Is hemp an eco-friendly crop?
Hemp is widely considered to be an eco-friendly crop, though there are multiple ways to consider how a product or process might be “eco-friendly”:
Starting with our most important resource, an analysis by Slate recently reported that hemp grown for textiles consumes 50% less water per acre than cotton, and when processing is considered, only one-quarter of cotton’s total water is used. While this is only a single comparison, hemp is historically-known to thrive in semi-arid conditions, implying comparatively-light thirst for our planet’s most critical liquid compound.
Unlike petrol goods which must be dug up and ultimately add their whole mass to our planet’s already-critically-massed carbon system, hemp products are part of a closed loop where CO2 molecules must be perpetually pulled from the air throughout the plants’ lifetime to literally become the plant’s carbon-based body structure.

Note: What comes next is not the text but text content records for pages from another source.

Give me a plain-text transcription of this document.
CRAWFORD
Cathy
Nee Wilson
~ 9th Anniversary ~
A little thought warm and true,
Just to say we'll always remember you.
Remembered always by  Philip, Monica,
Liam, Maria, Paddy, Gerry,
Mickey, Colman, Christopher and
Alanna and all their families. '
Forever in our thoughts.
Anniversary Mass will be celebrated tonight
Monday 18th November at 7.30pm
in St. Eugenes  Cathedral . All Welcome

If this carbon-based body structure is processed into a permanent object or building material, then net carbon has been removed from our atmospheric system. Any plant matter burnt as fuel simply returns CO2 whence it came, producing a carbon-neutral outcome in these instances.
Is hemp legal?
Any Cannabis plant containing 0.3% THC or less is legally classified as hemp and is also now officially legal to grow, process, and sell with appropriate permitting, in all 50 states per the 2018 Farm Bill.
Frequently Asked Questions about:
Made by a Farmer
Where does your product come from?
Our hemp is grown on our 200 acre Ann Arbor, MI farm and processed in our Ann Arbor facility.
Is your hemp organic?
In 2021 we are in the midst of a multi-year process toward becoming fully certified as USDA Organic.
Product return policy?
We stand behind the quality and safety of all of our products. If anything is received that is damaged or of suspect quality, please notify us via our contact portal.
We intend to handle these on an individualized basis, always aiming for maximum customer satisfaction.